A typical way of gaming the system in the FX B2B space is, for example, to achieve high revenue numbers by striking “loss-leading “custom deals by convincing management of high potential volume and returns down the road if they give in on price to acquire the client. By offering the most lucrative deal, the sales person automatically beats any of their competition that adheres to a rigid, onboarding price structure.
They, in turn, earn a sales commission that is based on revenue produced but, alas, they generate negative margins on the account for the company. Also, in the retail FX space, where most of the reps are paid commissions based on client deposits, some foresighted sales people find ways to have deposits in before the end of the quarter and schedule any withdrawals until after the pay-day cut off.
3. The Bully
One may think that impudence is second nature to a sales person, but while a slightly cheeky, healthy assertive salesperson is the typical profile of a top producer, those attributes may be used in less productive ways within the company environment.

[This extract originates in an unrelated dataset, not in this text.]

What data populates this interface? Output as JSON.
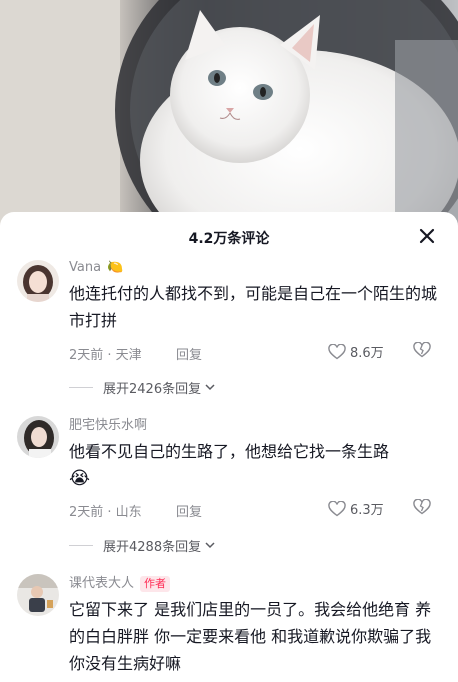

Your sales superstar might have earned their track record by forcing other junior reps to do the heavy lifting for them,or by cherry picking leads from the company’s pipeline, or by taking prospects from their peers based on their tenure, personal meetings, etc. This personality type is certainly counterproductive and extremely disruptive to your entire sales team.
4. “Trust Fund Baby”
A “trust fund baby” is a salesperson coming from a widely recognizable , large industry-leading company that generates lots of qualified leads daily from strong brand equity alone. A great sales track record in this case directly correlated to the sheer number of leads produced as a result of a multi-million dollar marketing budget and global brand recognition.
Indeed Ms. Hunik focuses on the distinct character traits of these stereotypes in her analysis.
I can remember going to a conference in 2005, the year that the MetaTrader 4 platform was released and the subsequent move from analog to digital trading took hold worldwide across retail brokerages. In the conference center, in West London, was a simultaneous sales conference being held by one of the major telecommunications switch providers for mobile infrastructure in the country.
One of the delegates explained to me that they arrived at the venue, were taken into a room, and in the room was a blank desk with only a phone resting on it. They were then given the BT Greater London telephone directory and asked to cold call businesses that could be a potential customer, and before lunchtime must have 20 appointments each. Soul destroying, ineffective, requires little product knowledge and of course far too localized.
Thankfully, the days of that are long gone. Long live the sophisticated approach and the imparting of quality industry knowledge among sales people and commercial customers alike.